Da ist es nun, das neue Jahr. 2020 – twenty-twenty. Es klingt fancy und hipp und irgendwie freue ich mich auf dieses Jahr. Aber bevor das neue Jahr startet, möchte ich erst noch einmal zurückblicken.

Der Rest von 2019

Ende November habe ich mich für ein paar wenige Tage in den Urlaub verabschiedet. Aber es kam anders, als geplant. Denn statt in dem geplanten Hotel, checkte ich im Krankenhaus ein. Dort blieb ich dann 2 Wochen und statt Caipis am Strand bekam ich eine schwere Operation. Kein angenehmer Tausch und zusätzlich fiel ich dann auch noch den gesamten Dezember dadurch aus. Die OP ist gut verlaufen und ich befinde mich auf dem Weg der Besserung. Aber auch weiterhin heißt es, dass ich mich schonen muss und daher werde ich mir Anfang twenty-twenty weiterhin viel Zeit für mich und meine Genesung gönnen und Stück für Stück ins Arbeitsleben zurückkehren.

Zeit für Gedanken

Ja, nun war ich also gezwungen, mich aus dem aktiven Leben und von der Arbeit etwas zurück zu nehmen. Auf einmal hatte ich viel Zeit, die ich aber nicht mal mit meinen Hobbys füllen konnte, da ich gesundheitlich einfach nicht in der Lage dazu war. Also habe ich in meinem Krankenlager gelegen, viel gelesen, Netflix leer geschaut und mir Gedanken über so manche Themen gemacht.

Dabei kam mir immer wieder das Wort „Umweltaktivist“ in den Sinn. „Umweltaktivist“ – was heißt das eigentlich?

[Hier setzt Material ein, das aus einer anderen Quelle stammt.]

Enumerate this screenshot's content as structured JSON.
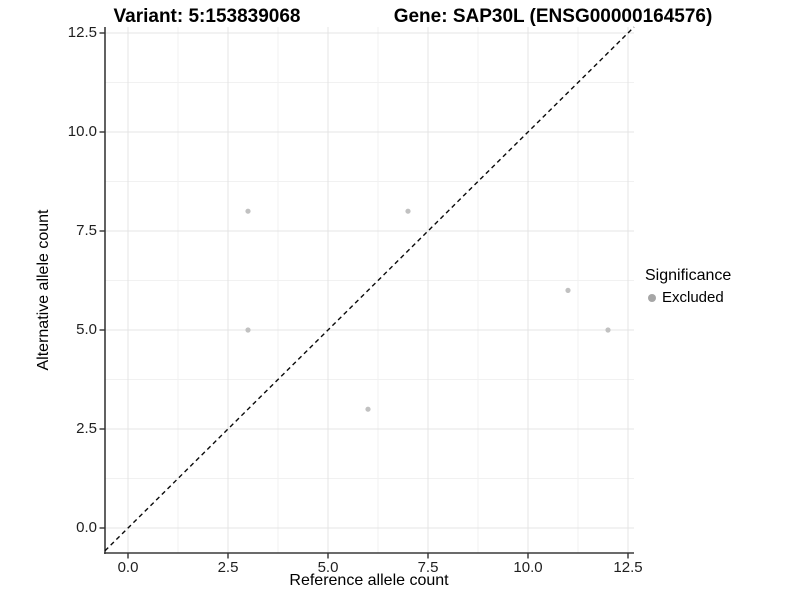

Aktiv für die Umwelt einsetzen. Eigentlich ist das ja nichts schlechtes, aber dennoch hat dieses Wort irgendwie so einen fahlen Beigeschmack. Ich denke dabei an radikale Maßnahmen zum Schutze der Umwelt. An Bäume ketten. In kleinen Booten auf dem Meer Wale retten und ähnliches. Nein, das bin ich nicht. Bin ich also ein Umweltpassivist? Dieses Wort gefällt mir; doch bin ich weder das eine noch das andere.

Nun habe ich 2 Umwelt-Themen für mich gefunden, denen ich ein wenig mehr meiner Aufmerksamkeit und eine Verhaltensanpassung widmen möchte. Silvesterfeuerwerk und Autofahren.

Puff & Peng – Silvesterfeuerwerk

Oh ich liebe Feuerwerk! Dieses Funkeln verschiedener Farben am schwarzen Nachthimmel. Einfach wunderbar. Seit ein paar Jahren spare ich mir allerdings das Geld, eigene Raketen gen Himmel zu schicken. Das machen andere genug und gucken ist kostenlos. Und nun? Nun weiß ich soviel mehr darüber und der einstige Glitter und Glanz ist dadurch vernebelt.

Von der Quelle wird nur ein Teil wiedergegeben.